Sunday, August 07, 2011

Kansas High Court Rules On Relevance of Parent's Religion In Custody Determination

In Harrison v. Tauheed, (KA Sup. Ct., Aug. 5, 2011), the Kansas Supreme Court affirmed a trial judge's decision to award custody of a 5-year old boy to the child's mother, a Jehovah's Witness, over the objections of the child's father who also sought custody. The father argued on appeal that the trial court erred in refusing to consider the negative impact on the boy of his mother's religious beliefs and practices. The Supreme Court held:
Disapproval of mere belief or nonbelief cannot be a consideration in a custody determination—judges are not trained to mediate theological disputes. Yet consideration of religiously motivated behavior with an impact on a child's welfare cannot be ignored. It is one of the many relevant factors that must be part of the holistic custody calculus required under Kansas law....

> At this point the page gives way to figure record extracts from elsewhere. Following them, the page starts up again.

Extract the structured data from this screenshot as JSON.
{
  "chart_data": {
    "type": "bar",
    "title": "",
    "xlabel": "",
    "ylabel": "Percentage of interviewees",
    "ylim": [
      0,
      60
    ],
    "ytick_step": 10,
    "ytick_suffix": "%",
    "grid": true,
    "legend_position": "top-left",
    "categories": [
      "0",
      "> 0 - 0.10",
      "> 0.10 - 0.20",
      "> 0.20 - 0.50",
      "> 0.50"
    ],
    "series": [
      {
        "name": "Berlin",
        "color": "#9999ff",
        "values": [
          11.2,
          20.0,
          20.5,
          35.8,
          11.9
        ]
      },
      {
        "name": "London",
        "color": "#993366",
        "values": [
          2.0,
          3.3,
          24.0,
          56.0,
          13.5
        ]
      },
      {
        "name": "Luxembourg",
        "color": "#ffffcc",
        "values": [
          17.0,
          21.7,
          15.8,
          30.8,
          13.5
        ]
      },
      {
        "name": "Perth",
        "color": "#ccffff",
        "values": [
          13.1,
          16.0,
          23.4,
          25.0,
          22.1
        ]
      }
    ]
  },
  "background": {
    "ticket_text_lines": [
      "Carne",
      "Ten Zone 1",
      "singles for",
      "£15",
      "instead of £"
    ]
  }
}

Just as mere religious beliefs cannot be solely determinative of custody, a court may not speculate about behavior that religious beliefs may motivate in the future.... A court also may not weigh the merit of one parent's religious belief or lack of belief against the other's. Nothing in law school or practice in any setting qualifies a judge for this task, and any judicial effort to tackle it is far too likely to lead to the substantial impairment of the free exercise of religion... Courts must be vigilant to avoid invidious discrimination against religious beliefs or practices merely because they seem unconventional. The consideration of religiously motivated actions as a part of holistic evaluation of the best interests of the child, while excluding consideration of religious beliefs, strikes an appropriate balance among the free exercise rights of each parent; the right of each parent to the care, custody, and control of his or her child; and the welfare of the child....
The court concluded that the trial judge's decision met this standard.